Firms eyeing this natural carbon sink hope to commercialize it to yield carbon credits to help industries offset their emissions.
The problem is no one knows exactly how much carbon can be captured and stored in this way, for how long, or the risks to ocean ecosystems from such large-scale geo-engineering.
Some scientists fear such schemes could change species composition in the oceans, increase acidity or cause oxygen depletion in some areas, even promote the release of another powerful greenhouse gas, nitrous oxide.
“Ocean fertilization may cause changes in marine ecosystem structure and biodiversity, and may have other undesirable effects,” says the ACE CRC position analysis on ocean fertilization science and policy, soon to be publicly released.

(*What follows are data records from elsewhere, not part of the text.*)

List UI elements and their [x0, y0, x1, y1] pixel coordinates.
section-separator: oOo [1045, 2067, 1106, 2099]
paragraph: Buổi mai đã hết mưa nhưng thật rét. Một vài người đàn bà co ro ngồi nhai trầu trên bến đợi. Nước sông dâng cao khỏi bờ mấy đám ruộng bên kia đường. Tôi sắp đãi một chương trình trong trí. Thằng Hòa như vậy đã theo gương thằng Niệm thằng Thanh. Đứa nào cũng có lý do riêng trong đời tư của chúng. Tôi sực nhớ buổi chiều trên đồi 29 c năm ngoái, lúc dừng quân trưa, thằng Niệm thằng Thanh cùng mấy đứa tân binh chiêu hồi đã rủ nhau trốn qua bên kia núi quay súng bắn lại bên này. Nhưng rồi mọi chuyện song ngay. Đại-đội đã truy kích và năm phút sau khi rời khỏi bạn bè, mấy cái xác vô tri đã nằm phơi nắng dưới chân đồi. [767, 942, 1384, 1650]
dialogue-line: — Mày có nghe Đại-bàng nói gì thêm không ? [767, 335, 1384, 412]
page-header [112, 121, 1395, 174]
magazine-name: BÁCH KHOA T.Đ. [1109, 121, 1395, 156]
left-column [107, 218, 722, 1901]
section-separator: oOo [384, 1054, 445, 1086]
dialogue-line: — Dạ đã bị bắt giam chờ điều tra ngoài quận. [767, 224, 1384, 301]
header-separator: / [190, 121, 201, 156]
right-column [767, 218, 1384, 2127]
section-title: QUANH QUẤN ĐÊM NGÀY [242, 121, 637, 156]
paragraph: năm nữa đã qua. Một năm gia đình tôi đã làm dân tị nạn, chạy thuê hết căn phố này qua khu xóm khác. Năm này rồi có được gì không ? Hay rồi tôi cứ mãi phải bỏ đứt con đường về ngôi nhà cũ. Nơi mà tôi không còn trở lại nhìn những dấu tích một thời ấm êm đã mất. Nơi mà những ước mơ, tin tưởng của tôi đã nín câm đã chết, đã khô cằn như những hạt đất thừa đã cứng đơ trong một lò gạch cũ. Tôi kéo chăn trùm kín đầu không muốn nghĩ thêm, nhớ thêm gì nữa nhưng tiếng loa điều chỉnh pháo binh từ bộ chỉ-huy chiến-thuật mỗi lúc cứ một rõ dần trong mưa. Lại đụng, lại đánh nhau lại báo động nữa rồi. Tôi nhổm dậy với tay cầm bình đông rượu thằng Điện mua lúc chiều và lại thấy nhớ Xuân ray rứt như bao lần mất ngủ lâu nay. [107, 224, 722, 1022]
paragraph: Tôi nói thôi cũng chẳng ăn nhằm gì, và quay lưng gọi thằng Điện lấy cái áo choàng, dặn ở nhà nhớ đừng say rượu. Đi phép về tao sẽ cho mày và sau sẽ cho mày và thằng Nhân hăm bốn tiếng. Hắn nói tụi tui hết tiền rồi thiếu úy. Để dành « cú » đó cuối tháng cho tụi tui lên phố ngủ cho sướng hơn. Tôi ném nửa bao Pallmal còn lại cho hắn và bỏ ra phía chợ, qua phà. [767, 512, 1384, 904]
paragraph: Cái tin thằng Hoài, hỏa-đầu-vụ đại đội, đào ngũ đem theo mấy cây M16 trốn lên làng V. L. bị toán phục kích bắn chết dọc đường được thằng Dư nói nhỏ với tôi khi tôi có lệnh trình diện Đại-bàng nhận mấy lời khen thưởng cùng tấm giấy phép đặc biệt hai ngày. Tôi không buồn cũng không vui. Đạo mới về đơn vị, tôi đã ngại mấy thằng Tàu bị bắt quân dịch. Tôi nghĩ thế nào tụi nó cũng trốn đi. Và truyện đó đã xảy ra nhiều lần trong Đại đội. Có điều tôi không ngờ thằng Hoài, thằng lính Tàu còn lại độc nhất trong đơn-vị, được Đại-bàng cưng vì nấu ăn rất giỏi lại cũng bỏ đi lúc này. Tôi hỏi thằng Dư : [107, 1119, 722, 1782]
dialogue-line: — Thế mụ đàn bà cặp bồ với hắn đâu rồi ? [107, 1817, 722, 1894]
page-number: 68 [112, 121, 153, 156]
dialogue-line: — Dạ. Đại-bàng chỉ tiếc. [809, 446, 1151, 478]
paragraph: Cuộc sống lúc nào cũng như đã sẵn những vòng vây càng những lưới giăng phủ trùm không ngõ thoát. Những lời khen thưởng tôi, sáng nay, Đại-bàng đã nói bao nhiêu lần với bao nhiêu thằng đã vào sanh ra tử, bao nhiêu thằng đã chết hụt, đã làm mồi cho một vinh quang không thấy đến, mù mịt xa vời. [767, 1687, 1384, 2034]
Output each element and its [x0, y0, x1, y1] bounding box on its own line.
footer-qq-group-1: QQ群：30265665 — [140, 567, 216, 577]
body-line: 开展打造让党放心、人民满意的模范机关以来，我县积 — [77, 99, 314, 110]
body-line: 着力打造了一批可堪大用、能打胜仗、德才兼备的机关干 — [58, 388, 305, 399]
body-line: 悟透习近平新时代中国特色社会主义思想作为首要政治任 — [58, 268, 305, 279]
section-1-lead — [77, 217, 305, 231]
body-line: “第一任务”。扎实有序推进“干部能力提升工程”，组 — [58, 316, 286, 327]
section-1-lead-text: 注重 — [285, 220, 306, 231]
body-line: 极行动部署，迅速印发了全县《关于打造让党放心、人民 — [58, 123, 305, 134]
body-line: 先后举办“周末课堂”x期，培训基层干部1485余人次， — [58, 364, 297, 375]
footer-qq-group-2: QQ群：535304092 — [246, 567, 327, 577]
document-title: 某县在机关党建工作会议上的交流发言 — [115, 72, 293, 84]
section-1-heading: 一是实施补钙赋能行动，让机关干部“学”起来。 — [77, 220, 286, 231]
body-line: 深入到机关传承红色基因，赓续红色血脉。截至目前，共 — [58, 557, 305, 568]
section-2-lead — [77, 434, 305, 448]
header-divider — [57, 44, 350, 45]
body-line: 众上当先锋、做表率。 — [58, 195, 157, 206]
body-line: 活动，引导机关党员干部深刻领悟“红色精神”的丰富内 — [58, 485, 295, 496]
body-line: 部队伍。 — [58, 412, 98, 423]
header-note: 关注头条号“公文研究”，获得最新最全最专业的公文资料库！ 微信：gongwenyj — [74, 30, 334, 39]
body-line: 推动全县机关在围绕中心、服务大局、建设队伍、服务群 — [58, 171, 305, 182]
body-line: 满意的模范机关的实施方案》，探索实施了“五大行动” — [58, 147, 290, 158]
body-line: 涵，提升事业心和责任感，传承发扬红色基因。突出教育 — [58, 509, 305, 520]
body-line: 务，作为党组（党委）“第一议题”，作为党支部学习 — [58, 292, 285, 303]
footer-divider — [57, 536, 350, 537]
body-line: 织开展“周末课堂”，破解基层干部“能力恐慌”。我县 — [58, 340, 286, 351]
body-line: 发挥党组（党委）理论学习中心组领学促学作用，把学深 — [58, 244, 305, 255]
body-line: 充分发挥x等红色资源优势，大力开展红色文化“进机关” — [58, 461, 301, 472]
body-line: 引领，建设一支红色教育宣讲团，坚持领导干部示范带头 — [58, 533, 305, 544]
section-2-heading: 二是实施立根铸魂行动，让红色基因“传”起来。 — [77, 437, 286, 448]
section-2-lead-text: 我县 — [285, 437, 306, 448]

“While controlled iron fertilization experiments have shown an increase in phytoplankton growth, and a temporary increase in drawdown of atmospheric CO2, it is uncertain whether this would increase carbon transfer into the deep ocean over the longer-term,” it says.
It also says the potential for negative impacts is expected to increase with the scale and duration of fertilization. There are doubts that any damaging effects could be detected in time.
“It is very important to recognize that if deleterious effects increase with scale and duration of fertilization, detection of these cumulative effects may not be possible until the damage is already done,” said John Cullen, professor of oceanography at Dalhousie University at Nova Scotia in Canada.